De tric a 12 de Novembro de 2010 às 19:13
vem ai outra vaga contra o Pacheco Pereira...são sempre os mesmos!


De tric a 12 de Novembro de 2010 às 19:37
"(...)O social democrata José Pacheco Pereira defendeu hoje o "afastamento voluntário" do primeiro ministro e a manutenção, até 2013, de uma solução política que pode passar por "governo de salvação nacional, mero acordo parlamentar ou pacto de estabilidade".(...)"

eu sei, que para a LPM não colocar Portugal em permanente campanha eleitoral significa perca de dinheiro...mas, fonix, quando é que Portugal deixa de estar em permanente estado de campanha eleitoral...foi 2008, 2009, 2010, 2011...Não arranjem um Governo de Salvação Nacional, não...pelo menos para começar já a trabalhar no próximo Orçamento Rectificativo, pois com toda a certeza da tradição Orçamental Portuguesa esta não irá falhar...


De Gabriel Mithá Ribeiro a 12 de Novembro de 2010 às 19:38
Meu caro, só a ignorância ou a má-fé levam a que alguém confunda quatro possibilidades perfeitamentamente distintas: (i) a demissão do primeiro-ministro é uma coisa; (ii) o afastar do poder o ps e todo o elenco governativo outra; (iii) a procura de uma melhor solução governativa dentro das possibilidades existentes evitando acrimónia outra; (iv) a crítica consistente ao que é estruturalmente disfuncional olhando para as circunstâncias concretas do país outra. Você ouviu com atenção a montagem que fez?! Sou militante social-democrata e esta lógica de plástico de uns quantos engraçados que por lá andam é preocupante. Infelizmente temos de viver com ela... 


De Diogo a 12 de Novembro de 2010 às 19:44

Pacheco Pereira é um tipo inteligente a afundar-se num pântano politiquices e venalidades.



De DIABO COXO a 12 de Novembro de 2010 às 19:51
O Dr. JPP quando não traz gravata descamba no zé pereira.

Repare-se que há uma gravata de diferença nas duas intervenções.
Fora isso, não há contradição, mas complementaridade.
O que agora disse é tão óbvio...


De Allgarve a 12 de Novembro de 2010 às 20:12
O pib cresceu 1,5%!!
Isto vai ser um país que ainda vai ser o financiador dos USA!!
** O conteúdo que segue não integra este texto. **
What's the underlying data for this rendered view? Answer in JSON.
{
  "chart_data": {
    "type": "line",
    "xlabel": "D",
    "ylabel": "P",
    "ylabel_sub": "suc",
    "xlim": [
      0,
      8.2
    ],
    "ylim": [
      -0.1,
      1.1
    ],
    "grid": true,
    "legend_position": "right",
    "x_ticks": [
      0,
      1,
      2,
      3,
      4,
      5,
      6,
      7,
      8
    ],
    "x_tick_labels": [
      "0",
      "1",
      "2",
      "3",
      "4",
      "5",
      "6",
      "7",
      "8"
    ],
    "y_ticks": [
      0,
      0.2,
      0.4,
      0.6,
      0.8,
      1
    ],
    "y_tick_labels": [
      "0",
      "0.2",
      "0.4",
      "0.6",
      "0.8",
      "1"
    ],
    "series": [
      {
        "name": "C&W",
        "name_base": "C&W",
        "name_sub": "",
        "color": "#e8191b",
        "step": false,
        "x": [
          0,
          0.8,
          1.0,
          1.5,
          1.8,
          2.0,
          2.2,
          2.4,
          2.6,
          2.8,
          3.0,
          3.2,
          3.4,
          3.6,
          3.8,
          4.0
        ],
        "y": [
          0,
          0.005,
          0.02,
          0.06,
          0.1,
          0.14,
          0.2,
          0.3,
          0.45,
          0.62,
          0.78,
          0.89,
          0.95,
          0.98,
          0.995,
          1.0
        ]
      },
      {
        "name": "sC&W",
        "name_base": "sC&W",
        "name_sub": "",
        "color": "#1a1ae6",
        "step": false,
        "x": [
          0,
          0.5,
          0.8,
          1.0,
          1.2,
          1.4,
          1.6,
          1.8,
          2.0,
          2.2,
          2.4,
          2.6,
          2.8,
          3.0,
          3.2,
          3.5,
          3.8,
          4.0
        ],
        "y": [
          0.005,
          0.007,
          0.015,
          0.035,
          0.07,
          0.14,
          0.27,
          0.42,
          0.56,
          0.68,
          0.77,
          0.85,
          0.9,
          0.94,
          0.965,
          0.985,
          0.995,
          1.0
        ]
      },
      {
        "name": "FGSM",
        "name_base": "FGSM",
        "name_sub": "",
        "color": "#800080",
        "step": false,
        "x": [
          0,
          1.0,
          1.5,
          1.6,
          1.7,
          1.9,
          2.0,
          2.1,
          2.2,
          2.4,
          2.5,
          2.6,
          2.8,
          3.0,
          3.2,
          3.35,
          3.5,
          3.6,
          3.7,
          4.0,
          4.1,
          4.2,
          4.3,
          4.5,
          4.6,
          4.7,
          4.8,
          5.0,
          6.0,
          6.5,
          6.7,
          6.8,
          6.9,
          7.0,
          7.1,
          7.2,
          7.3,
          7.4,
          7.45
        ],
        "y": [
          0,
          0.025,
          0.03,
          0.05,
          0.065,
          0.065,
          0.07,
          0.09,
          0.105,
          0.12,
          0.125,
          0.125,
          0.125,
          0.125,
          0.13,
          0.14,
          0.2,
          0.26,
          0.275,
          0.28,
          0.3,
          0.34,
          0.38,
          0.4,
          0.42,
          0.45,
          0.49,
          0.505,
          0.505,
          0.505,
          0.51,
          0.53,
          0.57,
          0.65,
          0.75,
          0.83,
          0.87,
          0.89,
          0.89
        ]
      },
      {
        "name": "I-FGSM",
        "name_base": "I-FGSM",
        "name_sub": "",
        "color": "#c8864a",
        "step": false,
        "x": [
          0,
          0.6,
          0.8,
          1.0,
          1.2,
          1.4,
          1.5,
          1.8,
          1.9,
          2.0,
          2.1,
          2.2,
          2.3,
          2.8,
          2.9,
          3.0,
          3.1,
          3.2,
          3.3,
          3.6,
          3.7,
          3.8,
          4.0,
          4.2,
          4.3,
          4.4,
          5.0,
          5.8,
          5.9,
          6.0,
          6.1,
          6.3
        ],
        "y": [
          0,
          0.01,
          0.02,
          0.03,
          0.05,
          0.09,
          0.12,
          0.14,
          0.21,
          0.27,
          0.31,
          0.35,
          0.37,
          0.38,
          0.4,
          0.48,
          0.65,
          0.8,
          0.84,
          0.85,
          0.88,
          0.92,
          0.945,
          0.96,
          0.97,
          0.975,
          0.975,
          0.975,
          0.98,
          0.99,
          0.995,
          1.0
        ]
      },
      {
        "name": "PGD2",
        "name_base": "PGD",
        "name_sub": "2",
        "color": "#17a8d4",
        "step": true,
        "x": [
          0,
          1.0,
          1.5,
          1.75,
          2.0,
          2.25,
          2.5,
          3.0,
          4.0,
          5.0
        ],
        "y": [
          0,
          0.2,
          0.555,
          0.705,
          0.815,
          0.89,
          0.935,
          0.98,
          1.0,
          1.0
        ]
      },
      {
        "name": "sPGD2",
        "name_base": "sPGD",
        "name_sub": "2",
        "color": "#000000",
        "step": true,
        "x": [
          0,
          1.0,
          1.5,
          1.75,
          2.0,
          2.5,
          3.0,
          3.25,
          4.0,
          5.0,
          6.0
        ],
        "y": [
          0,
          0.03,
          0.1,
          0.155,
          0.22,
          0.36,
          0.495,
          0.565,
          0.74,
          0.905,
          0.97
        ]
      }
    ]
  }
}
De tenho medo de dizer quem sou a 12 de Novembro de 2010 às 23:40

Vai financiar é o Allgarve, o país onde se fala ingalês. E logo a seguir é o portugês, ó Algarbio.


De Luís Froes a 12 de Novembro de 2010 às 20:16
Tentar fazer de JPP um vira-casacas, que diz numa semana o que contraria na semana seguinte, a partir deste conjunto de afirmações é um absurdo. 
A primeira condição de estabilidade na execução do Orçamento é a saída de Sócrates. A montagem não faz mais do que clarificá-lo. E JPP disse-o muito bem.


De Sérgio a 12 de Novembro de 2010 às 20:21
Não estou a ver o alcance da montagem. O defeito só pode ser meu. O JPP defende uma solução para a actual crise com inteligência e sem termos que andar todos à chapada. Muita gente no PS já percebeu e isto é bom. Não tem nada a ver com contradições.


De Pedro Marques a 12 de Novembro de 2010 às 21:26
O que JPP quer dizer e que provavelmente o Sérgio, no último comentário concorda, é o seguinte: um governo, resultante de eleições, liderado por Passos Coelho e escolhido pelos portugueses, nem pensar. Um governo de iniciativa presidencial liderado, provavelmente, por Manuela Ferreira Leite e com ele próprio num ministério, vamos a isso. A primeira solução é anti patriótica a segunda a última coca- cola no deserto, Portugal.